Schutz-Pass issued to Irene Hirsch Vilscek (whose photo is missing from the document) and her daughter, Erika Vilscek (photo).  Signed by Ivan Danielsson,Swedish Ambassador in Budapest, under the direction of Raoul Wallenberg, August 24, 1944.

schutz-pass

eric, eva, and mother

Erica, Eva and mother Irene Vilscek, 1942.

wallenberg

Raoul Wallenberg, Swedish Special Envoy to Hungary, 1944-1945.

Story of the Artifact

"I am not sure how my mother actually received the Schultz-Pass, as I was only seven at the time.  My sister and both grandmothers also had passes.  We all moved into an apartment together, in one of Raoul Wallenberg's safe houses.  We lived there in safety until five days before the Russians arrived.

At that point, the Nazis forced everyone out of our safe house and made us line up to be marched into the ghetto.  I stood in line between both my grandmothers, holding their hands, when my older sister, Eva, ran out of our building.  She grabbed my hand, tore me away from my grandmothers and pulled me back into the building.
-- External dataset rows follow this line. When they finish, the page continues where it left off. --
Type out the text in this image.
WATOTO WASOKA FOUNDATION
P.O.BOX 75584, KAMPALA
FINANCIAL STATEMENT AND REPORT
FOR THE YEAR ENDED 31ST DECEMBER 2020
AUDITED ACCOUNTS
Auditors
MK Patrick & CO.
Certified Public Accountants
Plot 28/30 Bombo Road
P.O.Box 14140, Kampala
A non-Jewish caretaker hid my mother, Eva and I under a huge eiderdown coverlet until the Nazis finished seraching the apartment.  Luckily it was so near to the end of the war, that there was no time to liquidate the ghetto and my grandmothers also survived."

Erika Vilscek Fleischer, child survivor from Huingary

Background

Schutz-Pässe were protective documents issued to Jews in Hungary that placed them under the protection of Sweden.  Raoul Wallenberg was the Swedish Special Envoy to Hungary, 1944-45.  With his staff of Jewish volunteers, Wallenberg issued Swedish diplomatic papers to more than 30,000 Hungarian Jews, preventing their deportation and murder.  He also established dozens of safe houses throughout Budapest.  In the last days of the war, the Schutz- Pässe were ignored by the Nazis and the Hungarian fascists.  In January 1945, Wallenberg was arrested by the Russians and disappeared.  What happened to him is still unknown.